Wednesday, March 22, 2017

The election was not about policy

Mick Mulvaney, the head of the OMB and a leading figure in designing Trump's budget proposal, is just about as extreme in his views as anyone ever in that role.  He is an unequivocal political appointee rather than a career budget professional in government.  He is notable as a South Carolina Republican, and that is the sort of pol atmosphere that bred Lee Atwater.  They are harsh and unapologetic.  That's an observed generalization and may be unfair to some in the state of Aiken and Myrtle Beach, but it is in fact true.  This is a place of extreme unvarnished opinions.

So here is Mulvaney in this pivotal role for the scatterbrained but intuitively disruptive Trump.

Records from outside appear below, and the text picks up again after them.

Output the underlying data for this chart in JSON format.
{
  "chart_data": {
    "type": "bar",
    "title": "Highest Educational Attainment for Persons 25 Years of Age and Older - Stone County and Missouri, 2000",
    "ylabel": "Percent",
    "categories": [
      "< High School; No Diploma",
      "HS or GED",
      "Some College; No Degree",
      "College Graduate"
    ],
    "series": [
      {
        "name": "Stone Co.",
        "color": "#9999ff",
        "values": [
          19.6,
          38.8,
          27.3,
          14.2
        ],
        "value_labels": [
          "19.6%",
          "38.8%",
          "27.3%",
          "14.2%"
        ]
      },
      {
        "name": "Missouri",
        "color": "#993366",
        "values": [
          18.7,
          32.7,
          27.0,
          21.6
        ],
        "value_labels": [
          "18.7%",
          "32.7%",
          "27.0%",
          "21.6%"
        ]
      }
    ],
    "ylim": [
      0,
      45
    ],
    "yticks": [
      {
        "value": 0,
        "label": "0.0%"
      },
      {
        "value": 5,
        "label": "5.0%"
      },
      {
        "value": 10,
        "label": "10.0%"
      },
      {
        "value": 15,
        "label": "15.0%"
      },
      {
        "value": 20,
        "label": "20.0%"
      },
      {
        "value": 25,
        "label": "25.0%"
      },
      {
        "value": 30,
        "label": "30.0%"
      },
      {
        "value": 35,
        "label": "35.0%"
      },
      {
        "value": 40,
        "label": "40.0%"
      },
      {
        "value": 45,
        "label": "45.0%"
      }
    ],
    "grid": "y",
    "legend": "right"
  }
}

Mulvaney says that the budget reflects Trump's commitments during the election, and that he and his staff are determining what Trump thinks by reviewing all of his speeches during the campaign.  Then they are distilling what policies he has committed to in speaking to the American people, and turning them into a budget.  Could anything sound more like a way for Steve Bannon to remind Trump what his policies are and for a callous person like Mulvaney to try to implement them.

Congress is the arbiter of the budget and the budget must be approved there.  The Republicans, in a perfect world, would like to coalesce around a proposal that they could all agree on and with their power in the executive and legislative branches put it in place.  Unfortunately for them, as some in Congress are realizing now, Trump was not elected based on policy proposals.  He articulated nothing clearly in the campaign other than an opposition to the ruling paradigm and an ever soaring obsession with himself.

So now, repeatedly, Trump and his handlers are mandating, when executive orders allow, and proposing, where others need to approve, policies that will disadvantage the base that elected him. Whether in healthcare, or wage policy, or environmental needs, or taxation or...on and on, they are betraying their voters and think they can get away with it through obfuscation and patriotic blather.

This is not new.  It's a different iteration of an old game.  Now it has become more extreme in a way that is troubling even to some mainstream Republicans and libertarians of the past who were, in their own way, constructive and balanced opponents of the Democratic Party approaches to governing.

A budget that pinpoints with precision relatively tiny programs that are dedicated to straightforward positive fulfillment of the social, dietary, and aspirational needs of our citizens, and cuts them as unnecessary, is beyond troubling.  It could be the vanguard of something far worse.